As the Louisiana Legislature reviews a bill to restart an economic relationship with Cuba, policy-makers must not make the same mistakes form over a decade ago. From the initial reaction from some senators, it does not seem that they will avoid the same errors, but the process has just begun.

HCR 37 by state Rep. Patrick Connick doesn’t ask for much, just that the state review business opportunities in Cuba and report back to the Legislature. Actually, this means little in that, since 2001 when federal law changed to allow food and humanitarian trade with Cuba, business opportunities remain unaffected even with Pres. Barack Obama’s unilateral normalization of relations a couple of years ago. But what it does not ask makes the difference between what the measure could do to invigorate desirable system evolution and it becoming complicit in a propaganda exercise that might bring some monetary benefits to businesses but do nothing to bring the country out of its totalitarian system.

That latter outcome describes the 2005 trip made by former Gov. Kathleen Blanco and several legislators to Cuba, then led by the Führer of the Caribbean Fidel Castro. Blanco went there also looking for business opportunities during the existing near-total embargo and during a highly-publicized propaganda war between the two states. With her previous 2004 trip and this one paid for by Cuba, her demonstration of political naïveté went from average to exceptional when she allowed Castro to accost and harangue her about her national government, in a former church forcibly desacralized by Castro, and then before leaving the island did not accept the request of her own national government to meet with a Nobel prize-winner dissident.


In other words, she got used as a propaganda tool in exchange for $15 million in sales promises eventually hampered by federal government trade restrictions. But supposedly, optimists argue, this outcome should not recur now that the Il Duce of the Caribbean, Raúl Castro, has taken over from his older brother. Allegedly, this Castro practices more pragmatic politics, making it more likely that engagement would produce beneficial political changes in Cuba away from totalitarianism.

State senators commenting about the bill seemed to believe this. Regrettably, they appear uninformed about the facts on the ground. Castro has created a façade of genuine structural reform but in the ways that matter little has changed that increased U.S. economic involvement could leverage into forcing more system openness.
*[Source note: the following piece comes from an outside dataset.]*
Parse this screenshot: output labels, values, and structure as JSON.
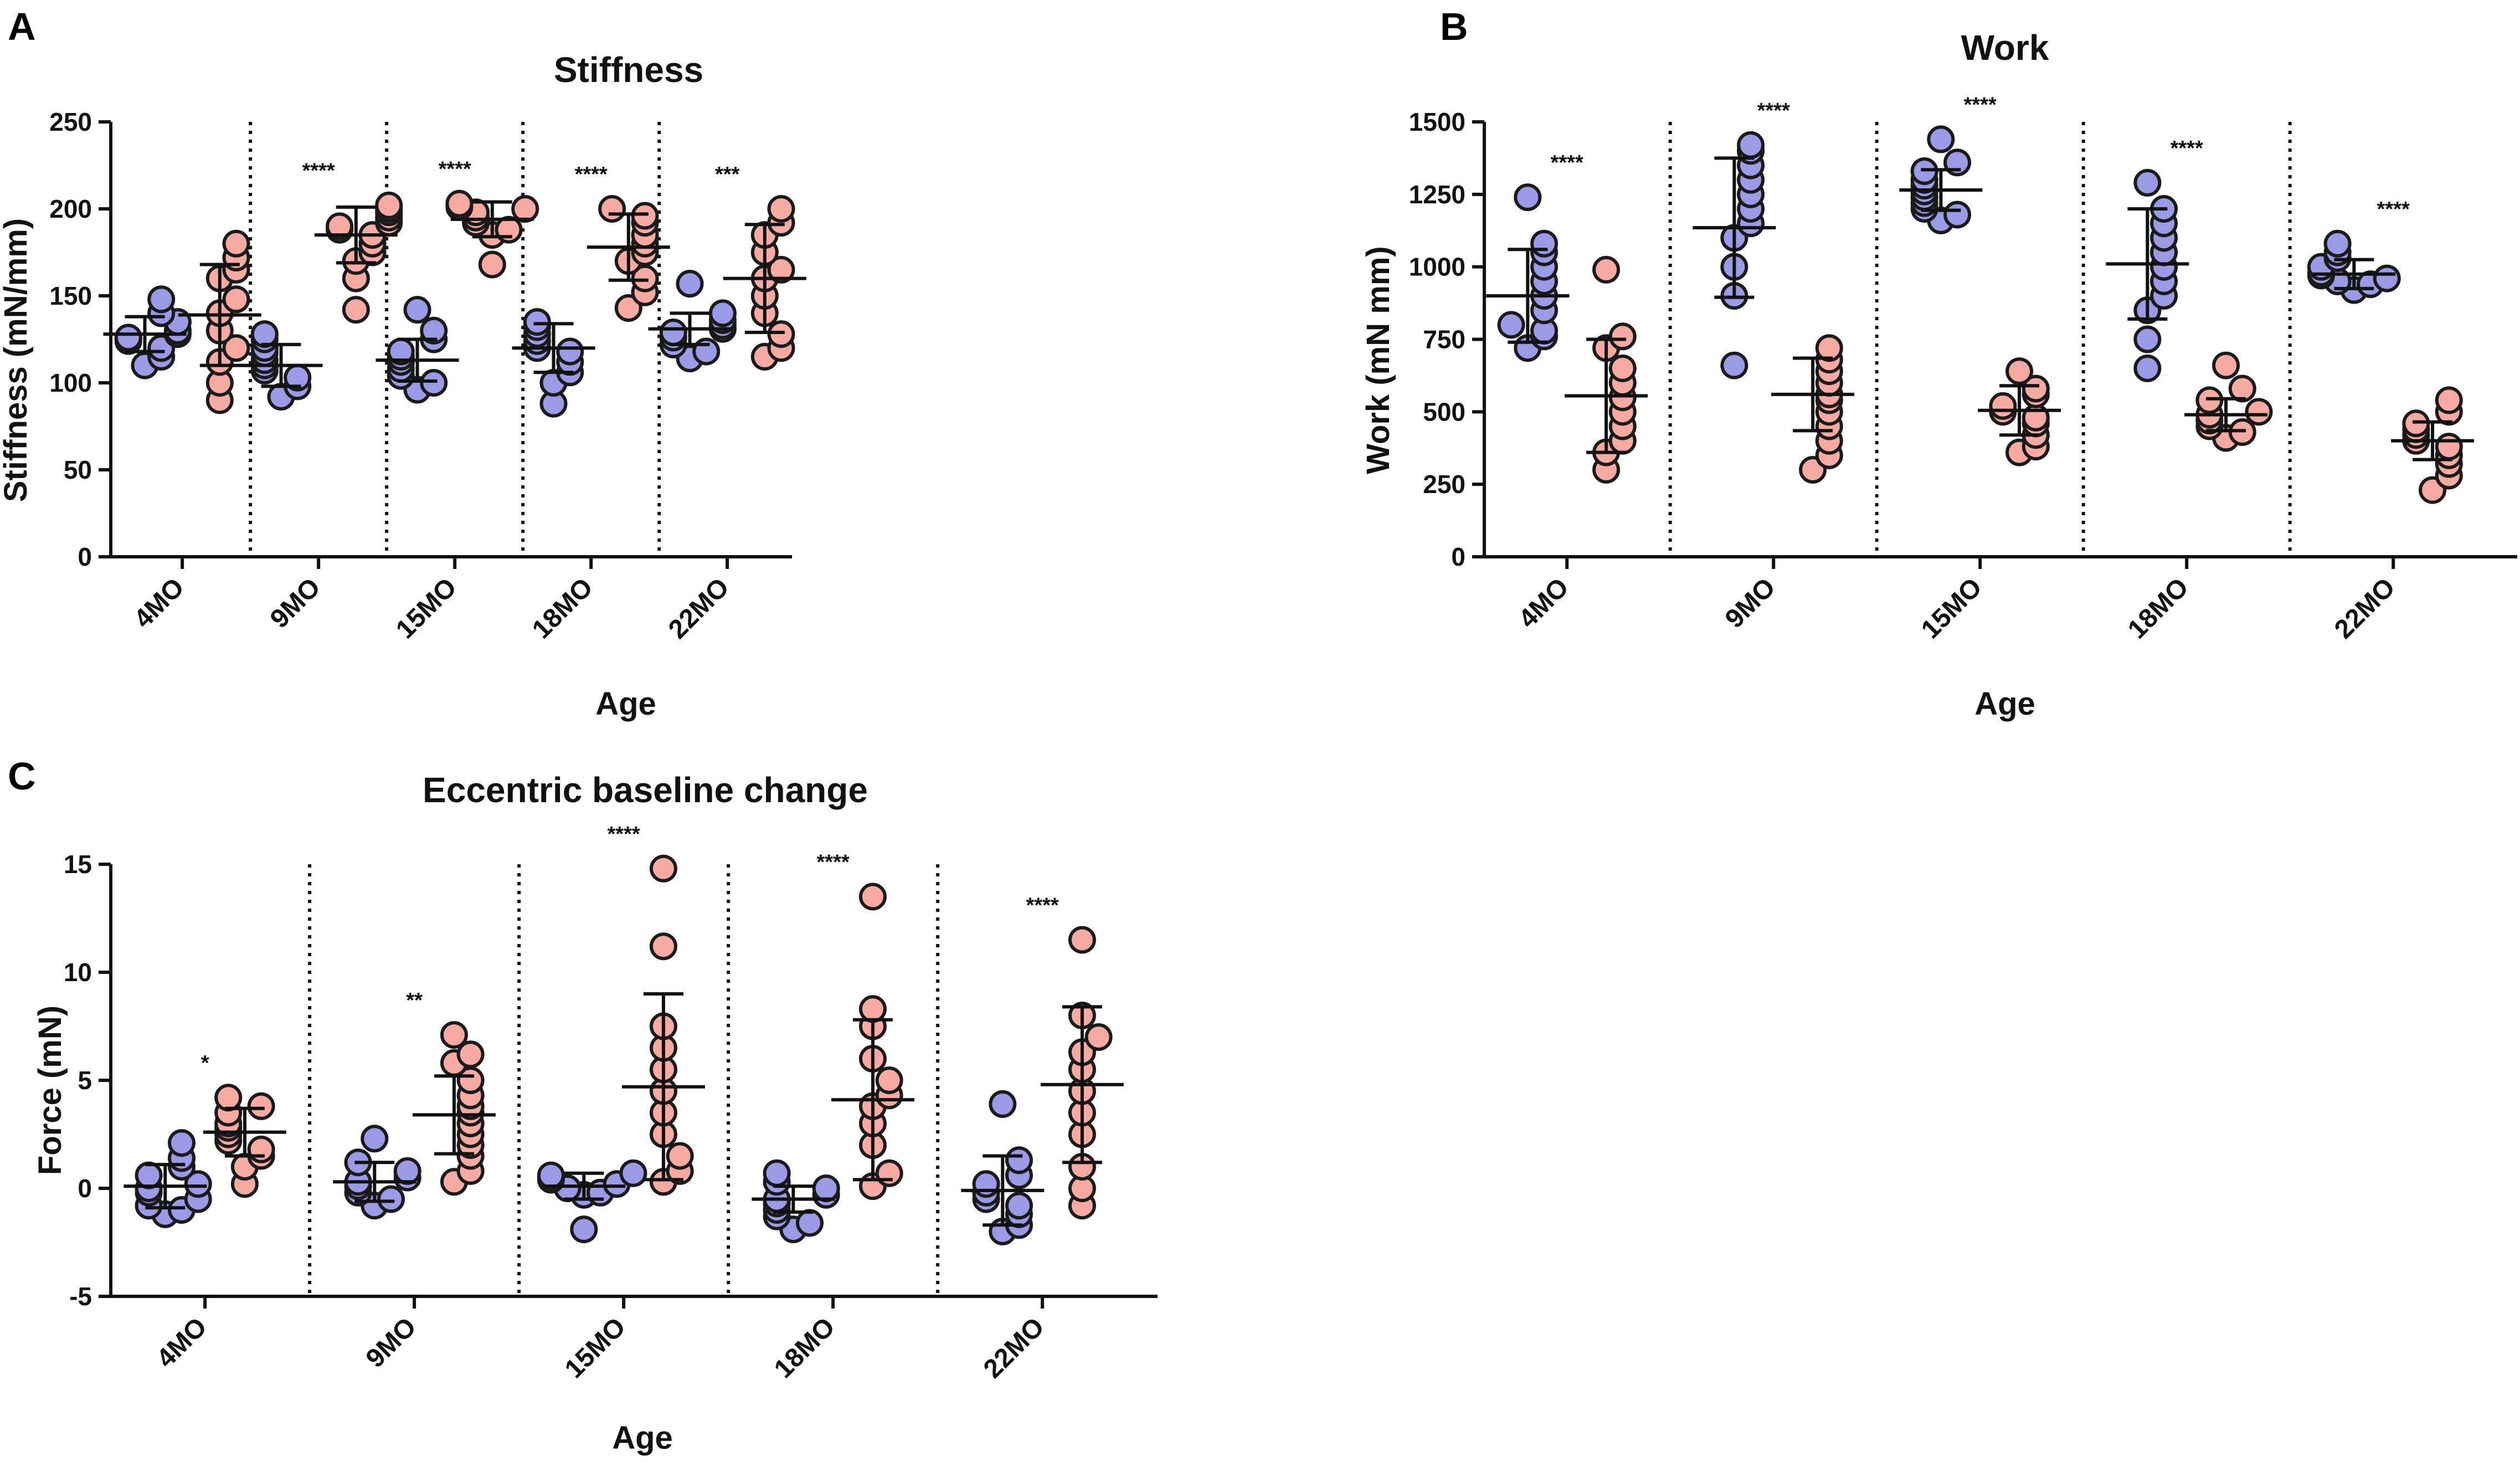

What has happened over the last decade mirrors in many ways the perestroika attempts of the Soviet Union’s Mikhail Gorbachev that occurred only because of unrelenting pressure by the West led by former Pres. Ronald Reagan. Only in maintaining that pressure did the Soviet Union dissolve.
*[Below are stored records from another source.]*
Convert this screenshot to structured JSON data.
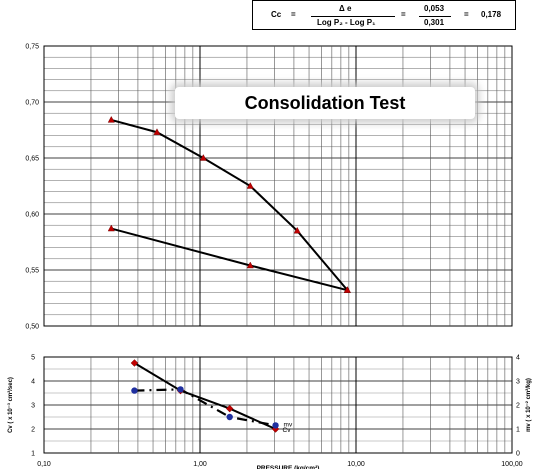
{
  "formula": {
    "lhs": "Cc",
    "eq1": "=",
    "num": "Δ e",
    "den": "Log P₂ - Log P₁",
    "eq2": "=",
    "num_val": "0,053",
    "den_val": "0,301",
    "eq3": "=",
    "result": "0,178"
  },
  "chart_data": [
    {
      "type": "line",
      "title": "Consolidation Test",
      "x_scale": "log",
      "xlim": [
        0.1,
        100
      ],
      "ylim": [
        0.5,
        0.75
      ],
      "y_ticks": [
        "0,50",
        "0,55",
        "0,60",
        "0,65",
        "0,70",
        "0,75"
      ],
      "grid": true,
      "series": [
        {
          "color": "#c00000",
          "x": [
            0.27,
            0.53,
            1.05,
            2.1,
            4.2,
            8.8
          ],
          "y": [
            0.684,
            0.673,
            0.65,
            0.625,
            0.585,
            0.532
          ]
        },
        {
          "color": "#c00000",
          "x": [
            0.27,
            2.1,
            8.8
          ],
          "y": [
            0.587,
            0.554,
            0.532
          ]
        }
      ]
    },
    {
      "type": "line",
      "x_scale": "log",
      "xlim": [
        0.1,
        100
      ],
      "xlabel": "PRESSURE (kg/cm²)",
      "x_ticks": [
        "0,10",
        "1,00",
        "10,00",
        "100,00"
      ],
      "ylabel_left": "Cv ( x 10⁻³ cm²/sec)",
      "ylabel_right": "mv ( x 10⁻² cm²/kg)",
      "ylim_left": [
        1,
        5
      ],
      "ylim_right": [
        0,
        4
      ],
      "y_ticks_left": [
        "1",
        "2",
        "3",
        "4",
        "5"
      ],
      "y_ticks_right": [
        "0",
        "1",
        "2",
        "3",
        "4"
      ],
      "grid": true,
      "series": [
        {
          "name": "Cv",
          "axis": "left",
          "color": "#c00000",
          "x": [
            0.38,
            0.75,
            1.55,
            3.05
          ],
          "y": [
            4.75,
            3.6,
            2.85,
            2.0
          ]
        },
        {
          "name": "mv",
          "axis": "right",
          "color": "#1f2f9f",
          "x": [
            0.38,
            0.75,
            1.55,
            3.05
          ],
          "y": [
            2.6,
            2.65,
            1.5,
            1.15
          ]
        }
      ]
    }
  ]
}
Now, in essence, Obama wants to turn that off, which stifles system transformation. Of course, most states around the world have normalized trade with Cuba already, blunting the effectiveness of the isolation policy, although the expense because of the geographic distances involved and the poverty Cuba’s communism has induced, which means little in trade volume, limits that counter-impact.
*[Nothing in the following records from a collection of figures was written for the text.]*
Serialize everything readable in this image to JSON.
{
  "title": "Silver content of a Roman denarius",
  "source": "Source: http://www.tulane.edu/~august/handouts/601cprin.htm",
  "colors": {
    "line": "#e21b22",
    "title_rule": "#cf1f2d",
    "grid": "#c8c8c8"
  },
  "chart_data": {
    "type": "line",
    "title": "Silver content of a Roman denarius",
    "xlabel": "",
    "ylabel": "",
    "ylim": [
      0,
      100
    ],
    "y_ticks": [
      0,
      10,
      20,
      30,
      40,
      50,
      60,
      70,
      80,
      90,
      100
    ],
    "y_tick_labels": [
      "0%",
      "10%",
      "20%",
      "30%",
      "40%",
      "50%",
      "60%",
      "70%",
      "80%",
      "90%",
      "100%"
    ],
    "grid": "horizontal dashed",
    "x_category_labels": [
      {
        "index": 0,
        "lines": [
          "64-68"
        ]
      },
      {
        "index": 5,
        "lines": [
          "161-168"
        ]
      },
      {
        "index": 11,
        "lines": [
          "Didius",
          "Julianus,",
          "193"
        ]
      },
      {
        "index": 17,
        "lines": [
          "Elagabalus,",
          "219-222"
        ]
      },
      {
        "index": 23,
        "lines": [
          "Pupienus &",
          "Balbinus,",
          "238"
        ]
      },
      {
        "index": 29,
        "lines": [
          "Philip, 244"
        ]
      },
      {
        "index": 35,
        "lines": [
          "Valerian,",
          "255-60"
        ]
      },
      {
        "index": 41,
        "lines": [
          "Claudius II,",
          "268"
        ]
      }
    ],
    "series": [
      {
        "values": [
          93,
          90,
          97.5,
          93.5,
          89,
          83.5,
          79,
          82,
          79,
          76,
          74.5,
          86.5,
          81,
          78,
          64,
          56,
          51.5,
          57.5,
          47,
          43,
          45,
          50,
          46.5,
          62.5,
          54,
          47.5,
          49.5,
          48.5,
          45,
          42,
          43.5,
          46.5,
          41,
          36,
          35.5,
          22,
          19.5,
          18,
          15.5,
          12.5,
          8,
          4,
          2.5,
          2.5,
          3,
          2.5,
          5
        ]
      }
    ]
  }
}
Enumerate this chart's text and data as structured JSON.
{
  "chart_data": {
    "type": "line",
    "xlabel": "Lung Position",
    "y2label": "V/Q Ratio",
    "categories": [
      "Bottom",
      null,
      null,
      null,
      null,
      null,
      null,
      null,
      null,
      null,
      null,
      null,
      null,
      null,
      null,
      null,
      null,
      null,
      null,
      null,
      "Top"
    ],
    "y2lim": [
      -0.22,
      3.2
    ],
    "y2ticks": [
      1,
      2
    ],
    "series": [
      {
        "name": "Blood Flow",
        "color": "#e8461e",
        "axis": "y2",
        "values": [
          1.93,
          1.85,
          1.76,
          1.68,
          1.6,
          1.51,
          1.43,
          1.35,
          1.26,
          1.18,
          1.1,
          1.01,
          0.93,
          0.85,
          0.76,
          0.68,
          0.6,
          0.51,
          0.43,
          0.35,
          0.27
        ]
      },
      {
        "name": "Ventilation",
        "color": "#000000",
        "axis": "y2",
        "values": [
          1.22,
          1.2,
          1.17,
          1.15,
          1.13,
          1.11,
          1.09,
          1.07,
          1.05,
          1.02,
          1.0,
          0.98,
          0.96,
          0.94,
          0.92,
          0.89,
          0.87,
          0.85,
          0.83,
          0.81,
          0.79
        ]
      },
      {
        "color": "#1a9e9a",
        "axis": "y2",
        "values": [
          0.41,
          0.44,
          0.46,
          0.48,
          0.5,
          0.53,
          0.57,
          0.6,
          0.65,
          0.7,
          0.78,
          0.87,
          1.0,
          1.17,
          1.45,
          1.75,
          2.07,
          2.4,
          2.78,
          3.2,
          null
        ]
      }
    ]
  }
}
Still, it’s possible to conduct greater engagement while preventing the propping up of the regime. Any report must recommend that state policy, insofar as it may have an impact on international relations that a state could affect only through subsidization of such trade directly through grants or indirectly through tax treatments, advances systemic change in Cuba, such as through certifications that the trade in question can improve human rights like enhances freedom of speech and worship.

While the resolution may not convey the impression, Louisiana already has a major presence among exporters to Cuba; it’s just that most of the goods involved come in transit, not originally from the state. At the same time, the existing market on the island, especially as the Republican-majority Congress shows no sign of wanting to lift the embargo, has little potential to grow. Thus, any state direct involvement in promoting trade with Cuba must recognize that it follow a design first and foremost that promotes democratization and respect for human rights.

Cuba remains far too closed to think that policy encouraging exports alone will transform the system in a positive direction. Any Louisiana policy-making in this realm must adhere to this reality.